Hugo smiled. “Why—yes.”
“Know anything about cattle?”
“I was reared in a farming country.”
“Good.” He scrutinized Hugo minutely. “I’ll try you at eight dollars a week, room and board.” He opened the gate. Hugo paused. The notion of finding employment somewhere in the country had been fixed in his mind and he wondered why he waited, even as he did, when the charm of the old manor had offered itself to him as if by a miracle. The man swung open the gate; he was lithe, sober, direct.
“My name is Cane—Ralph Cane. We raise blooded Guernsey stock here. At the moment we haven’t a man.”
“I see,” Hugo said.
“I could make the eight ten—in a week—if you were satisfactory.”
“I wasn’t considering the money—”
“How?”
“I wasn’t considering the money.”
“Oh! Come in. Try it.” An eagerness was ap
parent in his tone. While Hugo still halted on a knoll of indecision, a woman opened the French windows which lined one facade of the house and stepped down from the porch. She was very tall and very slender. Her eyes were slaty blue and there was a delicate suggestion—almost an apparition—of gray in her hair.
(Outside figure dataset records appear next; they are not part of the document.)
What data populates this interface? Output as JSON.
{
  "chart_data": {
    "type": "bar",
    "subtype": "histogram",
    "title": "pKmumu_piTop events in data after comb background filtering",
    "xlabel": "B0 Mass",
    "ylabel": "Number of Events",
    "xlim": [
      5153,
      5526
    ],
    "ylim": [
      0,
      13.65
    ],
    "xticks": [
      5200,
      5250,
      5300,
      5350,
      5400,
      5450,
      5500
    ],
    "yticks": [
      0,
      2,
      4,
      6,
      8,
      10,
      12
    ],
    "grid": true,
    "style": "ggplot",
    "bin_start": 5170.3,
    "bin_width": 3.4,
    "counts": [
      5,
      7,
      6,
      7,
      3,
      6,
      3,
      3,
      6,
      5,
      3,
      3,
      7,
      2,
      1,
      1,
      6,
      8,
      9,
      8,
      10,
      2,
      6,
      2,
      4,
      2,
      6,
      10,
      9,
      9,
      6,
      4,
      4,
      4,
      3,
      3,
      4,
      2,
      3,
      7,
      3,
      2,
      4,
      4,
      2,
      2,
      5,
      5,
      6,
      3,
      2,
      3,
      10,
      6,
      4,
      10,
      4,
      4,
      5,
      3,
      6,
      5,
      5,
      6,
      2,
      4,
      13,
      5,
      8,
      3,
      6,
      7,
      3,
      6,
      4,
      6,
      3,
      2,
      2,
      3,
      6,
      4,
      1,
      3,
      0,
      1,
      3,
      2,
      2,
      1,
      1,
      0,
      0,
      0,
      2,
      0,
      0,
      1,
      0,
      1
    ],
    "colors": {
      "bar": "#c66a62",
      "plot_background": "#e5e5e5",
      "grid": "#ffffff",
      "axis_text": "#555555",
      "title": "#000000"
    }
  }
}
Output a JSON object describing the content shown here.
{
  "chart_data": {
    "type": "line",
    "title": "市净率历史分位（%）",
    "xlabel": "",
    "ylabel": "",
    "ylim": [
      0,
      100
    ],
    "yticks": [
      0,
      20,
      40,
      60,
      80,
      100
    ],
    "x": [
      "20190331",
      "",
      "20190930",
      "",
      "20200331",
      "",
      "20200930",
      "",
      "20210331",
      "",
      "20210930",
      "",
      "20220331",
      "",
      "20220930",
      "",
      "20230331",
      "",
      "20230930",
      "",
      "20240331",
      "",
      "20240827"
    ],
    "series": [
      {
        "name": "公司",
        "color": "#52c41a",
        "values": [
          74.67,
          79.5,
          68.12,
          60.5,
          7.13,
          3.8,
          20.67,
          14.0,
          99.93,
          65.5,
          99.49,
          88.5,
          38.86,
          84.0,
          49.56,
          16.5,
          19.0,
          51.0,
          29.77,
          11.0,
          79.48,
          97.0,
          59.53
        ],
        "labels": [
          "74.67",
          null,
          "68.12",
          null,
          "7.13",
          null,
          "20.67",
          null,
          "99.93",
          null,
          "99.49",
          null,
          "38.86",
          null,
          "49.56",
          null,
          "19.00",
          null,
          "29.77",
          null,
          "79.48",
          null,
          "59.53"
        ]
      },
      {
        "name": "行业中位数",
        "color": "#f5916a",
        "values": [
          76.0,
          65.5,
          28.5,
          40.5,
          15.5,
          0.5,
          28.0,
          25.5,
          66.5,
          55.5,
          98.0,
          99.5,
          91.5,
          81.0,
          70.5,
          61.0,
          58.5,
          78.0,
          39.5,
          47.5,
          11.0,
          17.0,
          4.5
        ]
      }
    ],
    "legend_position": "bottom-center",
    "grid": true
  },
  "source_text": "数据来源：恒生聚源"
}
“What is it, Ralph?” Her voice was cool and pitched low.
“This is my wife,” Cane said.
“My name is Danner.”
Cane explained. “I saw this man standing by the gate, and now I’m hiring him.”
“I see,” she said. She looked at Hugo. The crystalline substance of her eyes glinted transiently with some inwardness—surprise, a vanishing gladness, it might have been. “You are looking for work?”
“Yes,” Hugo answered.
Cane spoke hastily. “I offered him eight a week and board, Roseanne.”
She glanced at her husband and returned her attention inquisitively to Hugo. “Are you interested?”
“I’ll try it.”
Cane frowned nervously, walked to his wife, and nodded with averted face. Then he addressed Hugo: “You can sleep in the barn. We have quarters there. I don’t think we’ll be in for any more cold weather. If you’ll come with me now, I’ll start you right in.”
Until noon Hugo cleaned stables. There were two dozen cows—animals that would have seemed beautiful to a rustic connoisseur—and one lordly bull with malignant horns and bloodshot eyes. He shoveled the pungent and not offensive debris into a wheelbarrow and transferred it to a dung-heap that sweated with internal humidity. At noon Cane came into the barn.
“Pretty good,” he said, viewing floors fairly shaved by Hugo’s diligence. “Lunch is ready. You’ll eat in the kitchen.” Hugo saw the woman again. She was toiling over a stove, her hair in disarray, a spotted apron covering her long body. He realized that they had no servants, that the three of them constituted the human inhabitants of the estate—but there were shades, innumerable shades, of a long past, and some of those ghosts had crept into Roseanne’s slaty eyes. She carried lunch for herself and her husband into a front room and left him to eat in the soft silence.